O Juizado Especial Cível de Manaus condenou o Banco Bradesco ao pagamento de danos morais e materiais após reconhecer que a instituição impôs a contratação de seguro como condição para liberar um empréstimo.
A decisão é do juiz Marcelo Manuel da Costa Vieira, que concluiu que o banco não conseguiu afastar a prova mínima apresentada pelo consumidor de que o contrato de seguro já chegava pré-pronto e embutido na operação financeira.
Seguro constava como cláusula pré-preenchida no contrato de empréstimo
De acordo com os autos, o consumidor buscou apenas o empréstimo, mas verificou que, ao final, pagava também por um seguro que não desejava contratar. O juiz destacou que o instrumento contratual — redigido e preenchido integralmente pelo banco — já incluía o seguro de forma automática, sem qualquer espaço para escolha ou manifestação de vontade.
A sentença afirma que esse modelo de contratação evidencia a imposição do produto, prática que viola diretamente o art. 39, I, do Código de Defesa do Consumidor, que proíbe condicionar um serviço à aquisição de outro, configurando a chamada venda casada.
Banco não demonstrou liberdade de escolha ou consentimento efetivo
Embora o Bradesco tenha sustentado que o seguro foi regularmente contratado, nenhuma prova foi apresentada para demonstrar: proposta de seguro separada, alternativa sem contratação de seguro, informação clara ou explicação de cobertura, gravação de voz, termo de concordância ou adesão voluntária. Com isso, prevaleceu a narrativa do consumidor, amparada por documentos que revelavam que o produto foi verdadeiramente embutido, e não contratado.

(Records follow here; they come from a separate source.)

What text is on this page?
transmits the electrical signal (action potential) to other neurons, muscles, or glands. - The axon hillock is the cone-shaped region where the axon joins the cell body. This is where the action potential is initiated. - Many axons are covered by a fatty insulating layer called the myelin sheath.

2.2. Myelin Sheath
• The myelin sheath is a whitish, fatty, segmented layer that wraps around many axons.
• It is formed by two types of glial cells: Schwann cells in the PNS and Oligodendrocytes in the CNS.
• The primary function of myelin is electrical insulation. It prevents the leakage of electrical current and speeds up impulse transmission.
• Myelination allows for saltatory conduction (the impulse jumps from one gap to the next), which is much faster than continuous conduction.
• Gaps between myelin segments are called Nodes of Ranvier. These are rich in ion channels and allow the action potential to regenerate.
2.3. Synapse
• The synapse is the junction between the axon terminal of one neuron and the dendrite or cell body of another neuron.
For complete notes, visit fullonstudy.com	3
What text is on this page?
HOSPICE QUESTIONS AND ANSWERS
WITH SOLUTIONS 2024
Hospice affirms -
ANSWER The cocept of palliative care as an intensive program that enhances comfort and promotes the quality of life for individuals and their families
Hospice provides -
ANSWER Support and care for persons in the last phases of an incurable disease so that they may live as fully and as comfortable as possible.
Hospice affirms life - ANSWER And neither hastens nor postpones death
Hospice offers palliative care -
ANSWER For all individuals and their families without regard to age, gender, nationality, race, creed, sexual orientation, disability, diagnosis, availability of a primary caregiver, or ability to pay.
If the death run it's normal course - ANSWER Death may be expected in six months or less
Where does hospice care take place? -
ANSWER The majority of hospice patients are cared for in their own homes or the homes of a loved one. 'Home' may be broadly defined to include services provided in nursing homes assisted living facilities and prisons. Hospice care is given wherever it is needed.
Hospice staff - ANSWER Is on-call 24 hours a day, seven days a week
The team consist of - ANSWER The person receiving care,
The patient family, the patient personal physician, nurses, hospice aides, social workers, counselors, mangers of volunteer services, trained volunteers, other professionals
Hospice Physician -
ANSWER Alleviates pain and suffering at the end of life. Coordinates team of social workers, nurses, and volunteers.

O magistrado aplicou a inversão do ônus da prova (art. 6º, VIII, do CDC) e concluiu que, não tendo o banco derrubado a prova mínima apresentada, restou configurado o desvio de conduta e a prática abusiva.
Dano moral in re ipsa: imposição contratual é ofensiva por si só
A sentença cita a doutrina de Sérgio Cavalieri Filho para afirmar que o dano moral, em hipóteses de imposição contratual em operações financeiras, decorre do próprio ato ilícito, dispensando comprovação do sofrimento: “O dano moral existe in re ipsa: provada a ofensa, está demonstrado o dano moral.”
Segundo o juiz, submeter o consumidor a um contrato pré-pronto, com serviço não desejado e sem liberdade de escolha, viola a boa-fé objetiva e afeta a confiança e a dignidade do cliente, especialmente quando envolve relação assimétrica entre banco e consumidor.
Repetição do indébito em dobro e indenização de R$ 3 mil
O banco foi condenado a: restituir em dobro os valores pagos pelo seguro imposto, com juros e correção; pagar R$ 3.000,00 a título de danos morais.